In November 2024 the SCA replaced its 2004 cupping protocol with the Coffee Value Assessment (CVA), published as Standard 102-2024. It's the most consequential change to cupping in twenty years. Most of the mechanics stay the same; what changes is how you score and what the scores mean.
What stayed the same
The brewing protocol is unchanged in practice:
- 8.25 g coffee per 150 ml water (1:18.18).
- Coarse grind, 70–75% passing US #20 sieve.
- Filtered water near 93 °C.
- 4-minute steep, break the crust, skim the surface.
- Slurp evaluation starting around 70 °C.
If you knew how to cup under the 2004 protocol, you still know how to brew the bowl. What's different is what comes after.

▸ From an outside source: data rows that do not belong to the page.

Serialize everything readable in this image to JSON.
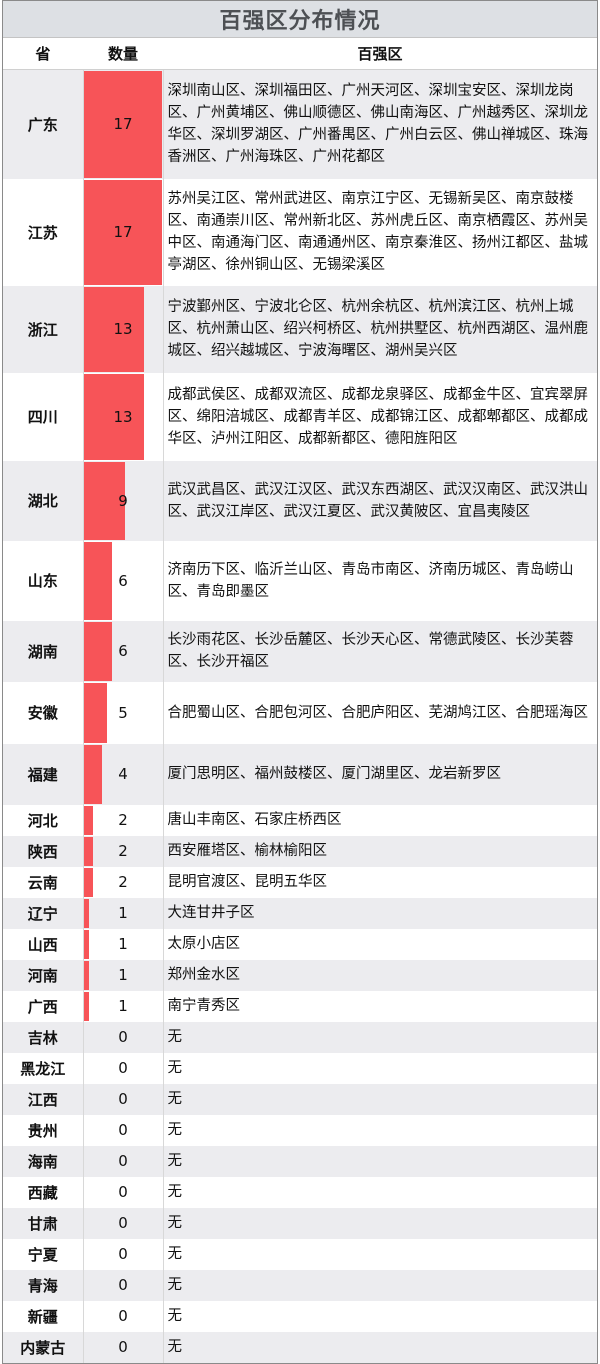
{
  "title": "百强区分布情况",
  "headers": {
    "province": "省",
    "count": "数量",
    "districts": "百强区"
  },
  "bar_color": "#f75458",
  "max_count": 17,
  "rows": [
    {
      "province": "广东",
      "count": 17,
      "districts": "深圳南山区、深圳福田区、广州天河区、深圳宝安区、深圳龙岗区、广州黄埔区、佛山顺德区、佛山南海区、广州越秀区、深圳龙华区、深圳罗湖区、广州番禺区、广州白云区、佛山禅城区、珠海香洲区、广州海珠区、广州花都区"
    },
    {
      "province": "江苏",
      "count": 17,
      "districts": "苏州吴江区、常州武进区、南京江宁区、无锡新吴区、南京鼓楼区、南通崇川区、常州新北区、苏州虎丘区、南京栖霞区、苏州吴中区、南通海门区、南通通州区、南京秦淮区、扬州江都区、盐城亭湖区、徐州铜山区、无锡梁溪区"
    },
    {
      "province": "浙江",
      "count": 13,
      "districts": "宁波鄞州区、宁波北仑区、杭州余杭区、杭州滨江区、杭州上城区、杭州萧山区、绍兴柯桥区、杭州拱墅区、杭州西湖区、温州鹿城区、绍兴越城区、宁波海曙区、湖州吴兴区"
    },
    {
      "province": "四川",
      "count": 13,
      "districts": "成都武侯区、成都双流区、成都龙泉驿区、成都金牛区、宜宾翠屏区、绵阳涪城区、成都青羊区、成都锦江区、成都郫都区、成都成华区、泸州江阳区、成都新都区、德阳旌阳区"
    },
    {
      "province": "湖北",
      "count": 9,
      "districts": "武汉武昌区、武汉江汉区、武汉东西湖区、武汉汉南区、武汉洪山区、武汉江岸区、武汉江夏区、武汉黄陂区、宜昌夷陵区"
    },
    {
      "province": "山东",
      "count": 6,
      "districts": "济南历下区、临沂兰山区、青岛市南区、济南历城区、青岛崂山区、青岛即墨区"
    },
    {
      "province": "湖南",
      "count": 6,
      "districts": "长沙雨花区、长沙岳麓区、长沙天心区、常德武陵区、长沙芙蓉区、长沙开福区"
    },
    {
      "province": "安徽",
      "count": 5,
      "districts": "合肥蜀山区、合肥包河区、合肥庐阳区、芜湖鸠江区、合肥瑶海区"
    },
    {
      "province": "福建",
      "count": 4,
      "districts": "厦门思明区、福州鼓楼区、厦门湖里区、龙岩新罗区"
    },
    {
      "province": "河北",
      "count": 2,
      "districts": "唐山丰南区、石家庄桥西区"
    },
    {
      "province": "陕西",
      "count": 2,
      "districts": "西安雁塔区、榆林榆阳区"
    },
    {
      "province": "云南",
      "count": 2,
      "districts": "昆明官渡区、昆明五华区"
    },
    {
      "province": "辽宁",
      "count": 1,
      "districts": "大连甘井子区"
    },
    {
      "province": "山西",
      "count": 1,
      "districts": "太原小店区"
    },
    {
      "province": "河南",
      "count": 1,
      "districts": "郑州金水区"
    },
    {
      "province": "广西",
      "count": 1,
      "districts": "南宁青秀区"
    },
    {
      "province": "吉林",
      "count": 0,
      "districts": "无"
    },
    {
      "province": "黑龙江",
      "count": 0,
      "districts": "无"
    },
    {
      "province": "江西",
      "count": 0,
      "districts": "无"
    },
    {
      "province": "贵州",
      "count": 0,
      "districts": "无"
    },
    {
      "province": "海南",
      "count": 0,
      "districts": "无"
    },
    {
      "province": "西藏",
      "count": 0,
      "districts": "无"
    },
    {
      "province": "甘肃",
      "count": 0,
      "districts": "无"
    },
    {
      "province": "宁夏",
      "count": 0,
      "districts": "无"
    },
    {
      "province": "青海",
      "count": 0,
      "districts": "无"
    },
    {
      "province": "新疆",
      "count": 0,
      "districts": "无"
    },
    {
      "province": "内蒙古",
      "count": 0,
      "districts": "无"
    }
  ]
}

What changed: descriptive vs affective scoring
The 2004 protocol used a single 100-point scale where every attribute (acidity, body, balance, etc.) was scored 6.00–10.00 in 0.25 increments. CVA splits the evaluation into two distinct frameworks:
- Descriptive assessment — what is the coffee actually like? This is sensory description: intensity of acidity, character of body, quality of aftertaste, presence of off-flavours. No preference is implied. A coffee can have intense citric acidity that some cuppers love and others find aggressive — descriptive captures the fact, not the judgement.
- Affective assessment — how much do you like it? This is preference. Each cupper rates how much they like each attribute and the cup overall.
The two are reported separately. A coffee can have a high descriptive intensity and a divided affective score — that's now visible in the report instead of averaged into one number.
Why split them
The 2004 protocol mixed objective description with subjective preference. A "great" coffee was one that scored high on attributes — but the attribute scores already encoded preference. That's why two cuppers could rate the same coffee differently and the disagreement disappeared into the score.
CVA makes the disagreement visible. If everyone agrees a coffee has high acidity but disagrees on whether they like it, the report shows both signals separately. For roasters and buyers this is much more useful than a single number.
What it means for home cupping
For evaluation at home, the practical difference is small but real:
- Take notes in two columns: "what I taste" (descriptive) and "what I like" (affective).
- Don't merge them. "Acidity 8/10" mixes both. "Acidity intensity: high · liking: medium" separates them.
- This forces you to articulate when a coffee has a quality you can identify but don't enjoy. That distinction sharpens your palate faster than rating.
What's still in flux
CVA 2024 is new. Roasters are adopting it at different paces, and you'll see both 2004 and CVA scores cited for some time. The protocol bowl-side is the same, so a 2004 cupping session and a CVA session look identical from across the room. Only the form changes.
When sourcing or buying, ask which framework the score uses — they're not directly comparable.